There's been data science/machine learning bootcamps around for awhile (Galvanize/Metis being common examples in San Francisco), but apparently job placement is not in a good place (as with normal bootcamps).
Indeed Machine Learning/Deep Learning has become much more accessible thanks to the number of free guides such as this. But that means data science job placement will become more difficult as competition increases, with more gatekeeping/requirements (e.g. Masters/Ph.Ds)
The issues I've heard from a few people in hiring is that there is a surplus of junior data scientists from these camps and a shortage of senior data scientists to manage them. Problems not dissimilar to tech hiring in general, but companies need a lot more SWEs than data scientists.
Most companies are going to utilise ML to some extent. Once technology and tooling improves they'll need boots on the ground engineers and not labs with R&D teams
Honestly, unless these ML bootcamps are extensive courses on calculus, linear algebra, and statistics and not just "Here's k-means. Memorize it" I doubt they'll harm the market for grad school educated data scientists.
I'd like to offer a counterpoint. I attended one of the machine learning bootcamp mentioned above, and it was transformative for me. I got hired within a month, doubled my salary to over 100k, and landed a job that I enjoy and find intellectually stimulating. All this while having little to no technical experience (only math I took in college was intro to stats, and my pre-bootcamp career was in a non-technical capacity).
I completely understand why there is such a stigma around bootcamps. Nobody can deny that they don't afford the same depth that you'd get at a "real" program. But they can be amazing for career switchers like me, who had no real direction in college. Don't look down your nose at them.
Too bad ML as a service is already largely cornered by $FANG
Wat?
Neither Facebook nor Netflix offer outsiders access to their ML platform, and you completely forgot Azure, which IMHO has the most mature offering of the big 3 in this space.
You cannot learn machine learning or deep learning in a few months. You can learn to copy what these guides do, but if you want to do something slightly different you will feel you know nothing (because you actually probably don't know anything about the maths behind why the things works, so when you want to change them you don't know how)
I don't deny that knowing the math / theory is useful, but wonder if we sometimes overestimate the degree to which it is essential. For example, backprop with SGD is a good foundation for many, many, many applications of NN's, and pre-built implementations exist that let you use the technique without understanding the details of the math. And with those tools, you can experiment with many different combinations of features, different architectures, etc.
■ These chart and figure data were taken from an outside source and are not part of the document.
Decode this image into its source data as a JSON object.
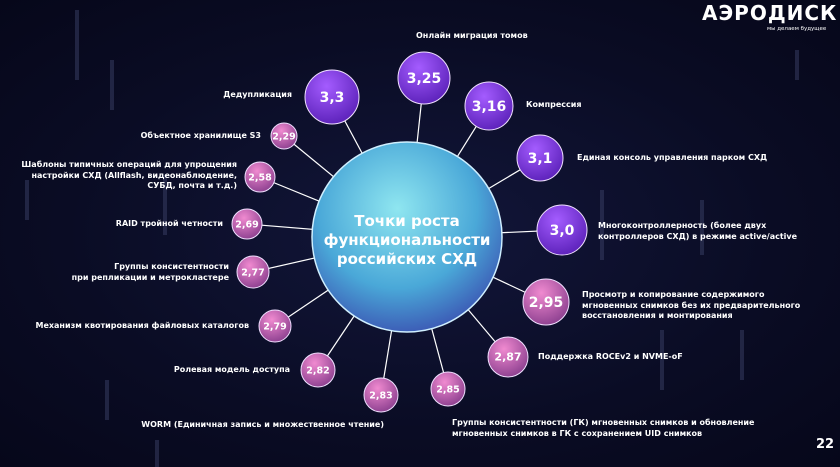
{
  "brand": {
    "logo": "АЭРОДИСК",
    "tagline": "мы делаем будущее"
  },
  "page_number": "22",
  "hub": {
    "title": "Точки роста функциональности российских СХД"
  },
  "colors": {
    "high": "#8a3cf0",
    "low": "#d05aa8",
    "hub": "#5fd0e0",
    "background": "#0a0c24"
  },
  "items": [
    {
      "value": "3,3",
      "label": "Дедупликация"
    },
    {
      "value": "3,25",
      "label": "Онлайн миграция томов"
    },
    {
      "value": "3,16",
      "label": "Компрессия"
    },
    {
      "value": "3,1",
      "label": "Единая консоль управления парком СХД"
    },
    {
      "value": "3,0",
      "label": "Многоконтроллерность (более двух\nконтроллеров СХД) в режиме active/active"
    },
    {
      "value": "2,95",
      "label": "Просмотр и копирование содержимого\nмгновенных снимков без их предварительного\nвосстановления и монтирования"
    },
    {
      "value": "2,87",
      "label": "Поддержка ROCEv2 и NVME-oF"
    },
    {
      "value": "2,85",
      "label": "Группы консистентности (ГК) мгновенных снимков и обновление\nмгновенных снимков в ГК с сохранением UID снимков"
    },
    {
      "value": "2,83",
      "label": "WORM (Единичная запись и множественное чтение)"
    },
    {
      "value": "2,82",
      "label": "Ролевая модель доступа"
    },
    {
      "value": "2,79",
      "label": "Механизм квотирования файловых каталогов"
    },
    {
      "value": "2,77",
      "label": "Группы консистентности\nпри репликации и метрокластере"
    },
    {
      "value": "2,69",
      "label": "RAID тройной четности"
    },
    {
      "value": "2,58",
      "label": "Шаблоны типичных операций для упрощения\nнастройки СХД (Allflash, видеонаблюдение,\nСУБД, почта и т.д.)"
    },
    {
      "value": "2,29",
      "label": "Объектное хранилище S3"
    }
  ]
}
Of course understanding the theory will be helpful in knowing which architectures are most likely to be productive and what-not, but this whole field is very empirical anyway. So if your experimenting is a little less guided my intuition rooted in theory, that's not exactly the end of the world.
I wasn't talking about back propagation. But sometimes you need to change the loss function, or the shape of the network. Or combine two models. Back propagation is the same for those examples, but not other math stuff.
The only thing that makes you think it is easy is because you are just copying what others have been doing and you don't change anything. Try to go beyond that and you will change your mind quite quickly.
Reason you need an education in this theory is twofold.
How to fix something that is broken in limited time?
How to assure this model is reliable?
To confidently answer this from a place of reason derived from theory is going to be the real value.
Sure, but it's a continuum, not a binary dichotomy. Just like you can do more with your car if you have degrees in mechanical engineering and fluid dynamics, but a person with nothing but a high-school diploma can upgrade a camshaft.
The point is, you can do a lot of very useful things with ML, without needing the entirety of the theoretical underpinnings. Of course you can't do everything but not everybody needs to be able to do everything.
So as I said you can copy what others do. That is fine, but you don't k ow deep learning, you know how to apply it based on examples, which is is fine for a lot of things.